Novel highly stable β-cyclodextrin fullerene mixed valent Fe-metal framework for quick Fenton degradation of alizarin

Abstract

β-Cyclodextrin (β-CD) supported magnetic nanoscaled fullerene/Fe₃O₄ (CDFMNPs) and fullerene/Fe₃O₄ (FMNPs) composites were prepared and characterized. These composites can be utilized as heterogeneous catalysts for the Fenton oxidation reaction to degrade alizarin in aqueous solutions. The saturation magnetization (M_s) value of quasi-spherical CDFMNPs was found to be 13.16 emu g⁻¹ and their diameter was in the range of 25–30 nm. The catalytic activities of the prepared materials were tested with varying conditions of pH, amount used and the concentration of H₂O₂ for degradation of alizarin at room temperature.

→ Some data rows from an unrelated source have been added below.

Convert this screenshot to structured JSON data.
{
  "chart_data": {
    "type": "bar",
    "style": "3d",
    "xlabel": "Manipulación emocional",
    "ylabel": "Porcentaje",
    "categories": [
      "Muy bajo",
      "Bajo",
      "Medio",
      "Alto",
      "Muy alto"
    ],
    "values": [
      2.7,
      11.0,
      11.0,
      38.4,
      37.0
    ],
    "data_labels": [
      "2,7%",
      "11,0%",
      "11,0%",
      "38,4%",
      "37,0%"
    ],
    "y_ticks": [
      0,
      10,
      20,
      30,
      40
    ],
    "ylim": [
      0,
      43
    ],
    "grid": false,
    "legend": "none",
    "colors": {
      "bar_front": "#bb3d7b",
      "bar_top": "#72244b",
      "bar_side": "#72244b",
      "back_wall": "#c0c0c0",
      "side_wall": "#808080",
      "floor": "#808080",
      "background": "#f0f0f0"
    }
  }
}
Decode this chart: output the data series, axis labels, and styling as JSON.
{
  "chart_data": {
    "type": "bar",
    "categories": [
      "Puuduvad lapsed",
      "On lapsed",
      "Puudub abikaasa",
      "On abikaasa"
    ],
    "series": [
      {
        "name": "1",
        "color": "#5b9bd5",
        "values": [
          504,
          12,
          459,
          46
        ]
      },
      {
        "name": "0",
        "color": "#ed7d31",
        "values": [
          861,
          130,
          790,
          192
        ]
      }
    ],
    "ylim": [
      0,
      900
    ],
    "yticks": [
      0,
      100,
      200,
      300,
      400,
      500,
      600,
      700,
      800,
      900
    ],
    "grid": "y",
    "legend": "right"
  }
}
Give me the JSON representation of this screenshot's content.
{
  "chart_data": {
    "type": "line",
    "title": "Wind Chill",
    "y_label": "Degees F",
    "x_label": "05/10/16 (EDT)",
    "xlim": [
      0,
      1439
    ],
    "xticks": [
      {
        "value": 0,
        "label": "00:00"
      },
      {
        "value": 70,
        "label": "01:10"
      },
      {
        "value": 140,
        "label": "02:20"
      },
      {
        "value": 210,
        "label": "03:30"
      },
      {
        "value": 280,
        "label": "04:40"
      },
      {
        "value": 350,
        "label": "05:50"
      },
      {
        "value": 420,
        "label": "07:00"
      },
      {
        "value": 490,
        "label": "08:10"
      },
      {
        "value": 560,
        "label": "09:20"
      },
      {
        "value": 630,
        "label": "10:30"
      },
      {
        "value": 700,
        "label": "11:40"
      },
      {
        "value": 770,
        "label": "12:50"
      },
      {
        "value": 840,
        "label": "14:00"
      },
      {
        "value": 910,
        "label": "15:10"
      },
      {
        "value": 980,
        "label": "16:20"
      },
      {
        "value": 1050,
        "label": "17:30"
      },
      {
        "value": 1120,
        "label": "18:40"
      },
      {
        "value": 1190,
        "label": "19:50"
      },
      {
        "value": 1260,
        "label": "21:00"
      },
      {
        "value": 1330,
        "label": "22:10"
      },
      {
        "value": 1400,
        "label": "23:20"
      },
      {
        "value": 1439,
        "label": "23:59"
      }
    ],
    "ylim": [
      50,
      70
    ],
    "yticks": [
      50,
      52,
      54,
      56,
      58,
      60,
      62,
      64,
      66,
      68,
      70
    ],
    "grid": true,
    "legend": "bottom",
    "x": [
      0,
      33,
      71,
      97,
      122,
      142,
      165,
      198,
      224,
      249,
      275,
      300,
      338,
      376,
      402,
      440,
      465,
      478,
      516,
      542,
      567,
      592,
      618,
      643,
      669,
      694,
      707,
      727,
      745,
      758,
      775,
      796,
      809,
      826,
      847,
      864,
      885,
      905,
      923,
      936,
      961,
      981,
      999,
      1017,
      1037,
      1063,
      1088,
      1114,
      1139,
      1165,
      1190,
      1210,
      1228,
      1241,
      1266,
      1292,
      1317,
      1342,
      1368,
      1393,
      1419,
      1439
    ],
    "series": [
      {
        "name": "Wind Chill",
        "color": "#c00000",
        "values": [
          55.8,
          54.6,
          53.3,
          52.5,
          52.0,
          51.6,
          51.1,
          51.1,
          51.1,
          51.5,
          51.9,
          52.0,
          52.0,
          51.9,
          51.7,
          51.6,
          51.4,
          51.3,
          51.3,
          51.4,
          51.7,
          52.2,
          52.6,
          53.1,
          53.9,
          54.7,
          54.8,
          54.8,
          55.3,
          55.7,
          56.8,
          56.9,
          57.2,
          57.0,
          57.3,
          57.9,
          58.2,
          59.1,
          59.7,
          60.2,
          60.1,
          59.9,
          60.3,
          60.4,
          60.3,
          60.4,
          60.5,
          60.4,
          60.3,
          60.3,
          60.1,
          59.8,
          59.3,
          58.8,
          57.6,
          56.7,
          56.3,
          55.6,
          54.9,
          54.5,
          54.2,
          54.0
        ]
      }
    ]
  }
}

The exceptionally high degradation efficiency of CDFMNPs was observed for alizarin at pH 3 with 2.0 g L⁻¹ catalyst and 25 mM of H₂O₂. The increased oxidative degradation efficiency is attributed mainly to the formation of active hydroxyl radicals (˙OH) on the surface of the catalyst, which are generated by the active decomposition of H₂O₂ by the solid heterogeneous catalyst and the promoting effect of β-CD. CDFMNPs can be magnetically separated and the catalyst was found to be reusable and stable for five successive runs with no significant loss of catalytic activity. In the magnetic environment of Fe₃O₄ nanoparticles, fullerene has a crucial role to enhance the activity by increasing the stability with nominal iron leaching. Based on mass analysis of alizarin degradation, the formation of aliphatic acids and monocyclic compounds through phthalic anhydride and di-methyl phthalate established the proposed degradation path.